To sum up, sambar hunting is impossible, however the rewards of being able to hunt them is priceless, whether you harvest one or not. Sambar are elusive to the point of invisible, silent to the point of being ghosts and as wary as any animal that has been the prey of tigers for millennia. They did not just become the most challenging game species of the South Pacific, there are!
So we’d love to get you out in the forests and bush with us so you can experience what we sometimes take for granted. I’ll do my best so you have a great time and learn, the reward for me will be to see your smile after tasting success. There is not much more I can say until we are sitting in the car talking on our way to the hunt…….
Anthony
Growing up in a rural environment saw me hunting rabbits and foxes from a very early age, on and around our family property. Even though I was a keen footballer and cricketer, the desire to hunt was always present and still hasn’t left me. My passion for playing football and cricket however has left, which led to me pursuing deer hunting; nearly to the point of being fanatical!
With stories of deer being sighted and successfully hunted locally, my curiosity grew and as soon as I could drive I started looking for them, this deer being sambar, Cervus unicolor. After many outings into sambar country usually on my own; back then I didn’t even know a sambar hunter, I still had not seen a deer. That was until one day hunting through a typical wattle and bracken filled gully, I flushed a sambar calf from cover and successfully dispatched it. I was over the moon, 19 years old and I had my first deer. Although only a calf, I had it mounted, and proudly hands on my trophy room wall still today, almost 20 years on.
The next 6-7 years I did some very hard yards and learnt a tremendous amount about my quarry, though I hadn’t shot another sambar, I had seen quite a few, but one miss was as close as I got. Sambar are renowned as being one of the hardest deer species in the world to hunt and compared to the many game animals I have hunted in the South Pacific, I can’t say that this is far from the truth!

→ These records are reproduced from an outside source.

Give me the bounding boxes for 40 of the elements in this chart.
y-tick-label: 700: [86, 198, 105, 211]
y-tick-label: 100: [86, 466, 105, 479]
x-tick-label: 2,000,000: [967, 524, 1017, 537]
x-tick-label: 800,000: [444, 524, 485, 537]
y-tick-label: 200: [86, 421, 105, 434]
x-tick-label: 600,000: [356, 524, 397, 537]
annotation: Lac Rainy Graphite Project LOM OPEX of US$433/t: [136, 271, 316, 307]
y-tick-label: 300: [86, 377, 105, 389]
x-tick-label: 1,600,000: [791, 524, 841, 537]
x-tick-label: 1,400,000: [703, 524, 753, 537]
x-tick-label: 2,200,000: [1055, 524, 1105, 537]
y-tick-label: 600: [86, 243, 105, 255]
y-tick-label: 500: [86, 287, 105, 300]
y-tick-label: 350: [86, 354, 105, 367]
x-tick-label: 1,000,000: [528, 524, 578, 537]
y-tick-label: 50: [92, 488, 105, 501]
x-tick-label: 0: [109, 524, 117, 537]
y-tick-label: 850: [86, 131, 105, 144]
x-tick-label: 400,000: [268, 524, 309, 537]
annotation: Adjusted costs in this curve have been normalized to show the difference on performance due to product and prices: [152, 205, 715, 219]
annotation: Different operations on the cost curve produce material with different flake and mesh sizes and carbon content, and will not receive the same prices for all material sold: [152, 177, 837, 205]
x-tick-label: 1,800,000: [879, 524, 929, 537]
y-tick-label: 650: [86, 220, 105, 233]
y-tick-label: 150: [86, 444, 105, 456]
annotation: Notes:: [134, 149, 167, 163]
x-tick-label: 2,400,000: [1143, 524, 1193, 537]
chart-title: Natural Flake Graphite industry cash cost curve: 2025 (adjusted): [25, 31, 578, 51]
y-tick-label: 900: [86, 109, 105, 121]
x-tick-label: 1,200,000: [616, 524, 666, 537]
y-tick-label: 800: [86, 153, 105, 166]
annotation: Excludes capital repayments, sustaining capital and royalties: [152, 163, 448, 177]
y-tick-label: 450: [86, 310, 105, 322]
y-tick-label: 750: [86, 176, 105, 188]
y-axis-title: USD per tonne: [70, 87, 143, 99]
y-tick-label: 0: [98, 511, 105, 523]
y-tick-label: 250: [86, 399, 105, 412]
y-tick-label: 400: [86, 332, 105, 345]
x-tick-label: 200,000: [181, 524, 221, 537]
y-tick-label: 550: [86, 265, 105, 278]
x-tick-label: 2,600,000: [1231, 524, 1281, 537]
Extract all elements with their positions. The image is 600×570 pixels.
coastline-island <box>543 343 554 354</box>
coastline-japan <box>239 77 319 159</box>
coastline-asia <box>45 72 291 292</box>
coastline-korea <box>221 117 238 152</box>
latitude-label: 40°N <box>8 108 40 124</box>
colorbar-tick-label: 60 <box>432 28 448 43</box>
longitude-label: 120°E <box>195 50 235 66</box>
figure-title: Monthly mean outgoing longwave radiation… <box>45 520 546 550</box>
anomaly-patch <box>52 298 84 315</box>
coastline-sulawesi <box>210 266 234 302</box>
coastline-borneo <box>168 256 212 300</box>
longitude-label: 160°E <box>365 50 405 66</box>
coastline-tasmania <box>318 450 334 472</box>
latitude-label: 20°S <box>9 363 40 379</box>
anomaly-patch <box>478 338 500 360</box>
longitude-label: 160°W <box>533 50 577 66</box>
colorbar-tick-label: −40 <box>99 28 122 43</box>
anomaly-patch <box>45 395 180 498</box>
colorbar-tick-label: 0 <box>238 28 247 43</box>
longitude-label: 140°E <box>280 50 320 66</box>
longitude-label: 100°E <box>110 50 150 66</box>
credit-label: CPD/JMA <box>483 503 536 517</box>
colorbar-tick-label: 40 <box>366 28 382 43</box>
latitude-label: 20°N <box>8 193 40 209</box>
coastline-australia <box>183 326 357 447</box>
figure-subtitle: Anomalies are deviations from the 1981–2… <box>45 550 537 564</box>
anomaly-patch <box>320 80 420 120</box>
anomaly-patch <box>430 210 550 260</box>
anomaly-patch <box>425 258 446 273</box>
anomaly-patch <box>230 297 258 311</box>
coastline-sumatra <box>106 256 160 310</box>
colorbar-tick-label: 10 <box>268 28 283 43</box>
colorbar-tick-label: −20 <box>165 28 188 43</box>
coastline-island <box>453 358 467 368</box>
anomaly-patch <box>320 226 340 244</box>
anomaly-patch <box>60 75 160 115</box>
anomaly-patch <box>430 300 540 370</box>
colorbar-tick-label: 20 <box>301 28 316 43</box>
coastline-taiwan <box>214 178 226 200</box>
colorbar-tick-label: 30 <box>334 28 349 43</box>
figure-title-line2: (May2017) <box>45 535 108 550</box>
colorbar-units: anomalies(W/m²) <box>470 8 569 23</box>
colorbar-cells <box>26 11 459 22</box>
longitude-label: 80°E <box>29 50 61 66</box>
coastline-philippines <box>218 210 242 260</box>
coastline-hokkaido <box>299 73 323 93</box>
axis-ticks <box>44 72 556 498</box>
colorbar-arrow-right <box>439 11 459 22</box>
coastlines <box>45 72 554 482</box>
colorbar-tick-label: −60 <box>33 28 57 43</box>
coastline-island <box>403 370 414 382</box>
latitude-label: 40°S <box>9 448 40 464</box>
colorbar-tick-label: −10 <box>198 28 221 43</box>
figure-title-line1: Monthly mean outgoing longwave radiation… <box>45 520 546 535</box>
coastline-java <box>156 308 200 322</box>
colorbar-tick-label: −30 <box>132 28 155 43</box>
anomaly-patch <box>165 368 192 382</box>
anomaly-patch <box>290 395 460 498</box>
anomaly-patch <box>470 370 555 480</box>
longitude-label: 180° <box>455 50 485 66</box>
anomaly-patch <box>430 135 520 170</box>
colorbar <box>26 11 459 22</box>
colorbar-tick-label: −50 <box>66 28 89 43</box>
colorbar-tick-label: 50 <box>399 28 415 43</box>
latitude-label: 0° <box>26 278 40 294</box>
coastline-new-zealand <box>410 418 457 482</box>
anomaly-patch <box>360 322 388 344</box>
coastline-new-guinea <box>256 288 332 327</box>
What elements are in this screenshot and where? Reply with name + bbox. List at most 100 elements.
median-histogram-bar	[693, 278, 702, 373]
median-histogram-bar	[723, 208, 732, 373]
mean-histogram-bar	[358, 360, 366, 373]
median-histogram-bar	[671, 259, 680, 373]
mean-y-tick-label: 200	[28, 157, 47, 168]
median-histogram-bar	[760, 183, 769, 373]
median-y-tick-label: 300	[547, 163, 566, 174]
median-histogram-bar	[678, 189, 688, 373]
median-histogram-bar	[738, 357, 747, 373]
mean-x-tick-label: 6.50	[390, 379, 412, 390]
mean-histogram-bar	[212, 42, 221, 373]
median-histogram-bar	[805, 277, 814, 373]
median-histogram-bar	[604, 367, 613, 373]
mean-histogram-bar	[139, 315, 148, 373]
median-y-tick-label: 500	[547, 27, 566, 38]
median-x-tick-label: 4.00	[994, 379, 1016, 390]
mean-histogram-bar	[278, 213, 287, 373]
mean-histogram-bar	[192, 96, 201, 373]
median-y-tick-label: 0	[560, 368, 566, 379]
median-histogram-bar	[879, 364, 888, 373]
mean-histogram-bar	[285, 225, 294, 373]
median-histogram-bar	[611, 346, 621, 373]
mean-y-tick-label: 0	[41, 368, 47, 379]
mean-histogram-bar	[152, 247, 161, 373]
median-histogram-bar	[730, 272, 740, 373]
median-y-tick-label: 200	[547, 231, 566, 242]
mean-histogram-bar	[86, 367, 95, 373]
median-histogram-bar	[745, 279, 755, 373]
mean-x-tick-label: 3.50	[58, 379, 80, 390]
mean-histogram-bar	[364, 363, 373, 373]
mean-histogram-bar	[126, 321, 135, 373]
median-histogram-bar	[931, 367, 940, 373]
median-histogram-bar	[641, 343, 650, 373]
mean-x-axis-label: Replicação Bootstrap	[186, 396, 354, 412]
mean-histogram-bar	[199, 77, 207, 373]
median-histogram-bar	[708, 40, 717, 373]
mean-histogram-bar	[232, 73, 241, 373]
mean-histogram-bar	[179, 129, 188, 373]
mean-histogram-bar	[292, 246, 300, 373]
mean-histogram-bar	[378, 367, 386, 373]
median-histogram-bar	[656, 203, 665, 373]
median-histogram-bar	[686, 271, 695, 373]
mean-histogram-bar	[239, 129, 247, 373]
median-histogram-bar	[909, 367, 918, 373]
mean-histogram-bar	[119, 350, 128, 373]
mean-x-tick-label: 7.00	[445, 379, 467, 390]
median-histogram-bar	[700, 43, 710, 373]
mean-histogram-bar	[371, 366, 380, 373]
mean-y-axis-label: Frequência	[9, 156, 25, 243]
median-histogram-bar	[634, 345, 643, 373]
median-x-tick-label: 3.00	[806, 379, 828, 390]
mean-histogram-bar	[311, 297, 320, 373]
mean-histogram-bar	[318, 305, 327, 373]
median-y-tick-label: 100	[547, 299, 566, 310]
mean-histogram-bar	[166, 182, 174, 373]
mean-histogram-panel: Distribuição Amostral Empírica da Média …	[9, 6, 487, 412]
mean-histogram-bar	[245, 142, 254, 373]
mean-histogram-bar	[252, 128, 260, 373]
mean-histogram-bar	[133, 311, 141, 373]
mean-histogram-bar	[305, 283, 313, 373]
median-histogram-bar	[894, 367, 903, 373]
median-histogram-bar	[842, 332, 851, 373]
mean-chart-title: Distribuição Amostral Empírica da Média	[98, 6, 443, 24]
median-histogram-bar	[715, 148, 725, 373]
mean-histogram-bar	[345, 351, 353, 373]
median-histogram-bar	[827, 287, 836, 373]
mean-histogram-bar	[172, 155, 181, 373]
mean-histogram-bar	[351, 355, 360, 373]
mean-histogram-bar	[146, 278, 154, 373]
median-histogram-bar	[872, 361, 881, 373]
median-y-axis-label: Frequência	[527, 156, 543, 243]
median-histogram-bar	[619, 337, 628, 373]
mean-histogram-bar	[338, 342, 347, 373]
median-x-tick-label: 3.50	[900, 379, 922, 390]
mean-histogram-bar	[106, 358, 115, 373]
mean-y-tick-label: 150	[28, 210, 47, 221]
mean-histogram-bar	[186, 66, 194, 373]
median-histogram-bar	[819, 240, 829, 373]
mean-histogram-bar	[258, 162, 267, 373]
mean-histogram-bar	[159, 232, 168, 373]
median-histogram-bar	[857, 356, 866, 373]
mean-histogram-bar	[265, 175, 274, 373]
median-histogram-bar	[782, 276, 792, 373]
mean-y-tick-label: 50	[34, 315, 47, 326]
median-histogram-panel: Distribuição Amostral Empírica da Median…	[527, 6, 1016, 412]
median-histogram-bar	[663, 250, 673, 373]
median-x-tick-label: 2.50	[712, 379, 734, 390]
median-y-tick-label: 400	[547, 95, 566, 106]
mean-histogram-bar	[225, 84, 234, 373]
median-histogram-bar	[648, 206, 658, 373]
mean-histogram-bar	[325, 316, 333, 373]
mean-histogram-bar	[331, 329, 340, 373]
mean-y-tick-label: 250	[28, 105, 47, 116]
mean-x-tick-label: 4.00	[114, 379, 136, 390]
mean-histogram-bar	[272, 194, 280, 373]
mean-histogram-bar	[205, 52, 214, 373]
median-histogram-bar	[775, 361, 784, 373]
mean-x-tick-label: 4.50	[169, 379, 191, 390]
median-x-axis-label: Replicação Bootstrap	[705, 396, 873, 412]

After a bad leg injury playing football, I decided to give up football and focus my efforts into becoming a successful sambar hunter. At least once a week over the next 10 years I would go hunting, more often then not 2-3 times per week. During this time I have seen hundreds of sambar. Shot good stags, got video footage, helped friends and others become successful and maintained my freezer with venison.
This is where Reedy Safaris comes into the equation. Chris and I are there to help fast track you into becoming successful on sambar; “so you don’t have to stumble around for years trying” like I did. I know what it feels like and I’d like to help you avoid the frustration. With nearly 20 years of sambar stalking between us, we will help you fulfill your goals and learn what took us years, in days. Don’t let the opportunity to pass you by, at least this way you’ll know a few sambar hunters!